In VA, you could do it, but I think it's a problem. I don't agree with it. It was designed that a homeowner that is comfortable doing electrical work could pull his own permit and do the work,,,,but What is ACTUALLY happening is the HOUSEFLIPPERS buy homes, pull permits, hire a bunch of FLUNKIES to do the tradework, fail inspection several times, sell the house and someone has to live with junk the rest of their life,, I understand the law for homeowners,,,but it should not apply to houseflippers,,,and you should not do work on your own until you're trade licensed, insured, and business licensed.


----------



## Buck Parrish (May 7, 2009)

All_amped_up said:


> I need to ask anyone in GA, can you do work under the homeowner permit?
> I have a friend who is now a widow, so she's tight with $$. Her husband started a 2 car garage with a studio apt. upstairs. She need's it wired and I offered to do it cheap as a favor, however the inspector told her I HAD to be licensed. I am scheduled for the test in Fall, but that ain't helping her now
> Whats the rule on that????


The inspector is right. 

I hope you pass, in NC only a 1/3 of who take the test, pass it the first time.


----------



## RePhase277 (Feb 5, 2008)

In Georgia, the homeowner could pull the permit and you could assist, but the homeowner must be doing the work.


----------



## Toronto Sparky (Apr 12, 2009)

In Toronto you can pull a permit on your own house.
Anywhere else requires an electrical contractors license.


----------



## John Valdes (May 17, 2007)

Have her pull the permit and you do the work. I highly doubt the inspector is going to be hanging around all day to make sure she is doing it all. Why can't you help anyway?


----------



## lectricboy (Mar 11, 2009)

mcclary's electrical said:


> In VA, you could do it, but I think it's a problem. I don't agree with it. It was designed that a homeowner that is comfortable doing electrical work could pull his own permit and do the work,,,,but What is ACTUALLY happening is the HOUSEFLIPPERS buy homes, pull permits, hire a bunch of FLUNKIES to do the tradework, fail inspection several times, sell the house and someone has to live with junk the rest of their life,, I understand the law for homeowners,,,but it should not apply to houseflippers,,,and you should not do work on your own until you're trade licensed, insured, and business licensed.

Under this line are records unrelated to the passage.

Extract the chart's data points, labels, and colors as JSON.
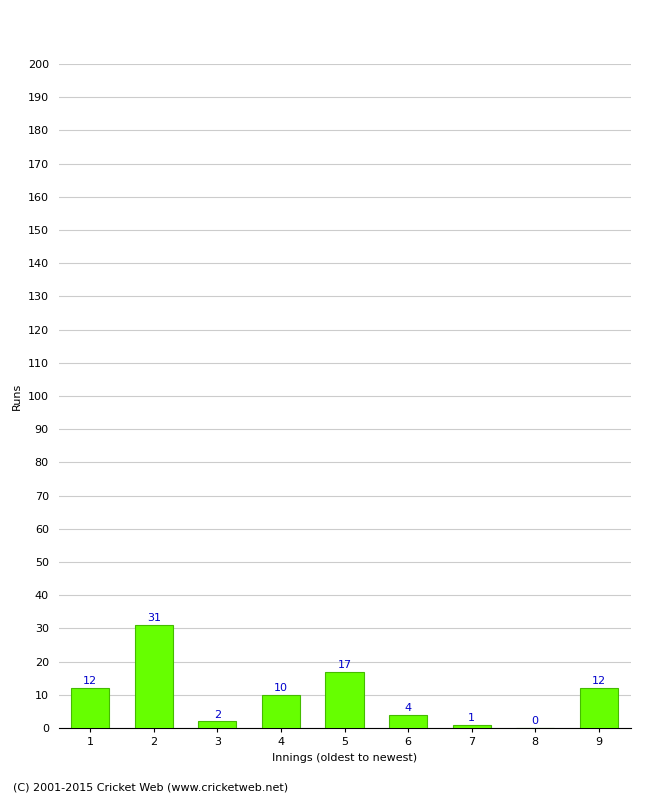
{
  "categories": [
    "1",
    "2",
    "3",
    "4",
    "5",
    "6",
    "7",
    "8",
    "9"
  ],
  "values": [
    12,
    31,
    2,
    10,
    17,
    4,
    1,
    0,
    12
  ],
  "bar_color": "#66ff00",
  "bar_edge_color": "#44bb00",
  "xlabel": "Innings (oldest to newest)",
  "ylabel": "Runs",
  "ylim": [
    0,
    200
  ],
  "yticks": [
    0,
    10,
    20,
    30,
    40,
    50,
    60,
    70,
    80,
    90,
    100,
    110,
    120,
    130,
    140,
    150,
    160,
    170,
    180,
    190,
    200
  ],
  "label_color": "#0000cc",
  "label_fontsize": 8,
  "axis_label_fontsize": 8,
  "tick_fontsize": 8,
  "footer_text": "(C) 2001-2015 Cricket Web (www.cricketweb.net)",
  "footer_fontsize": 8,
  "background_color": "#ffffff",
  "grid_color": "#cccccc"
}
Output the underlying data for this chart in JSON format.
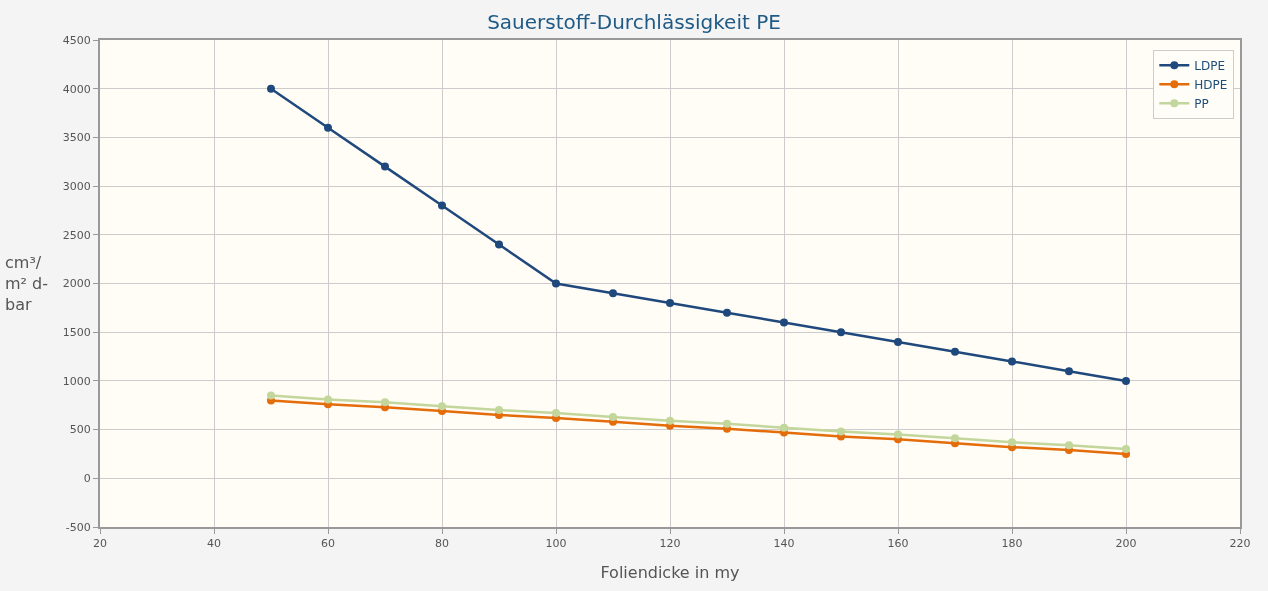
{
  "chart_data": {
    "type": "line",
    "title": "Sauerstoff-Durchlässigkeit PE",
    "xlabel": "Foliendicke in my",
    "ylabel": "cm³/ m² d-bar",
    "x": [
      50,
      60,
      70,
      80,
      90,
      100,
      110,
      120,
      130,
      140,
      150,
      160,
      170,
      180,
      190,
      200
    ],
    "series": [
      {
        "name": "LDPE",
        "color": "#1f497d",
        "values": [
          4000,
          3600,
          3200,
          2800,
          2400,
          2000,
          1900,
          1800,
          1700,
          1600,
          1500,
          1400,
          1300,
          1200,
          1100,
          1000
        ]
      },
      {
        "name": "HDPE",
        "color": "#e46c0a",
        "values": [
          800,
          760,
          730,
          690,
          650,
          620,
          580,
          540,
          510,
          470,
          430,
          400,
          360,
          320,
          290,
          250
        ]
      },
      {
        "name": "PP",
        "color": "#c3d69b",
        "values": [
          850,
          810,
          780,
          740,
          700,
          670,
          630,
          590,
          560,
          520,
          480,
          450,
          410,
          370,
          340,
          300
        ]
      }
    ],
    "xlim": [
      20,
      220
    ],
    "xticks": [
      20,
      40,
      60,
      80,
      100,
      120,
      140,
      160,
      180,
      200,
      220
    ],
    "ylim": [
      -500,
      4500
    ],
    "yticks": [
      -500,
      0,
      500,
      1000,
      1500,
      2000,
      2500,
      3000,
      3500,
      4000,
      4500
    ],
    "grid": true,
    "legend": "top right",
    "marker": "circle",
    "line_style": "solid"
  }
}
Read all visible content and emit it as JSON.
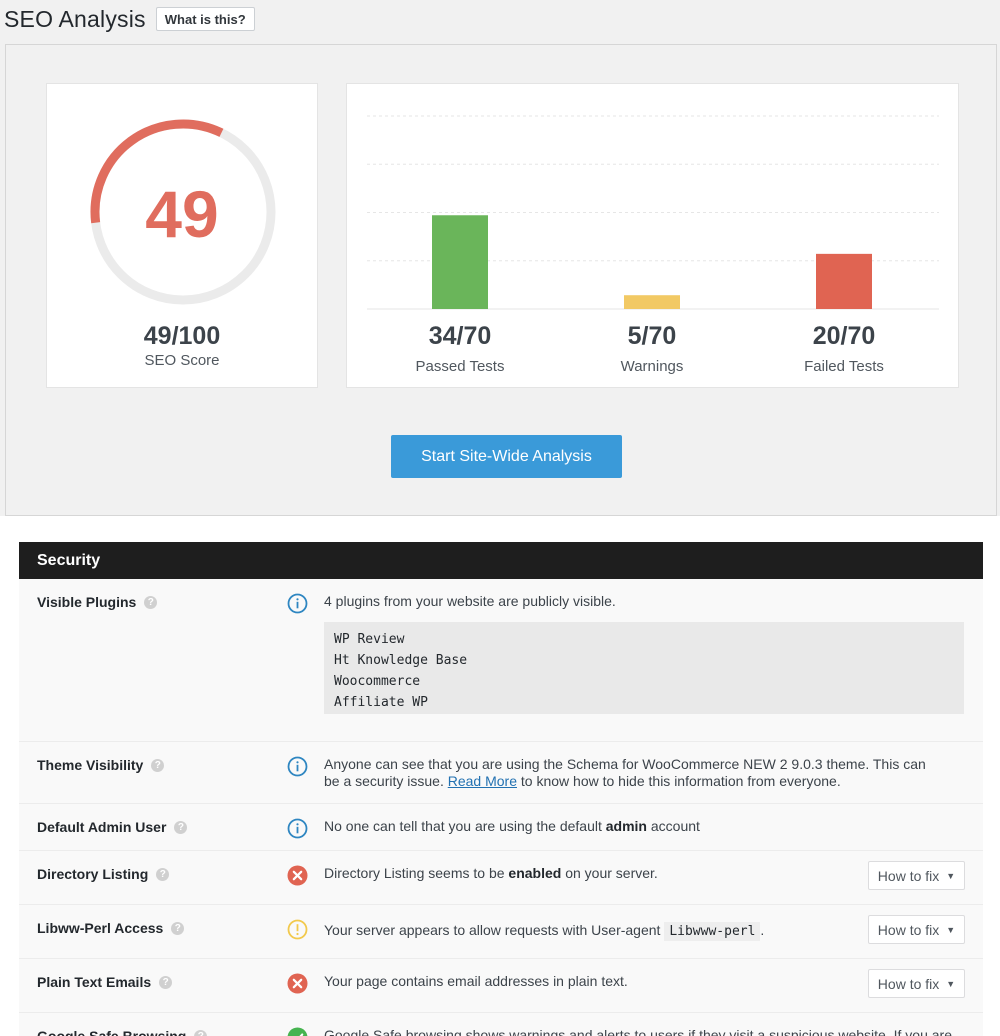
{
  "header": {
    "title": "SEO Analysis",
    "help_label": "What is this?"
  },
  "score": {
    "value": "49",
    "fraction": "49/100",
    "label": "SEO Score",
    "percent": 49,
    "color": "#e06d5e",
    "track_color": "#ebebeb"
  },
  "chart_data": {
    "type": "bar",
    "categories": [
      "Passed Tests",
      "Warnings",
      "Failed Tests"
    ],
    "values": [
      34,
      5,
      20
    ],
    "ylim": [
      0,
      70
    ],
    "grid": true,
    "colors": [
      "#6ab55a",
      "#f2c964",
      "#e06452"
    ],
    "value_labels": [
      "34/70",
      "5/70",
      "20/70"
    ]
  },
  "cta": {
    "label": "Start Site-Wide Analysis"
  },
  "section": {
    "title": "Security"
  },
  "rows": [
    {
      "name": "Visible Plugins",
      "status": "info",
      "message": "4 plugins from your website are publicly visible.",
      "plugins": [
        "WP Review",
        "Ht Knowledge Base",
        "Woocommerce",
        "Affiliate WP"
      ]
    },
    {
      "name": "Theme Visibility",
      "status": "info",
      "message_pre": "Anyone can see that you are using the Schema for WooCommerce NEW 2 9.0.3 theme. This can be a security issue. ",
      "link": "Read More",
      "message_post": " to know how to hide this information from everyone."
    },
    {
      "name": "Default Admin User",
      "status": "info",
      "message_pre": "No one can tell that you are using the default ",
      "bold": "admin",
      "message_post": " account"
    },
    {
      "name": "Directory Listing",
      "status": "fail",
      "message_pre": "Directory Listing seems to be ",
      "bold": "enabled",
      "message_post": " on your server.",
      "fix_label": "How to fix"
    },
    {
      "name": "Libww-Perl Access",
      "status": "warning",
      "message_pre": "Your server appears to allow requests with User-agent ",
      "code": "Libwww-perl",
      "message_post": ".",
      "fix_label": "How to fix"
    },
    {
      "name": "Plain Text Emails",
      "status": "fail",
      "message": "Your page contains email addresses in plain text.",
      "fix_label": "How to fix"
    },
    {
      "name": "Google Safe Browsing",
      "status": "pass",
      "message": "Google Safe browsing shows warnings and alerts to users if they visit a suspicious website. If you are"
    }
  ],
  "help_glyph": "?",
  "fix_caret": "▼",
  "status_colors": {
    "info": "#2e86c1",
    "fail": "#e06452",
    "warning": "#f2c94c",
    "pass": "#46b450"
  }
}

Here in KY, to use the homeowner permit you have to prove you live or are going to live there. Our inspectoe gets all tore up when he catches people wiring rental property under the home owners exemption.


----------



## McClary’s Electrical (Feb 21, 2009)

lectricboy said:


> Here in KY, to use the homeowner permit you have to prove you live or are going to live there. Our inspectoe gets all tore up when he catches people wiring rental property under the home owners exemption.


That's good, I think every state should do more to combat this, and a simple way to do it would be,,,,if a homeowner pulls his own permit for his house, he then, should not be allowed to sell the house for 2-3 years. That would put an end to these houseflippers hiring illegals to do work cheap and many times wrong.:thumbsup:


----------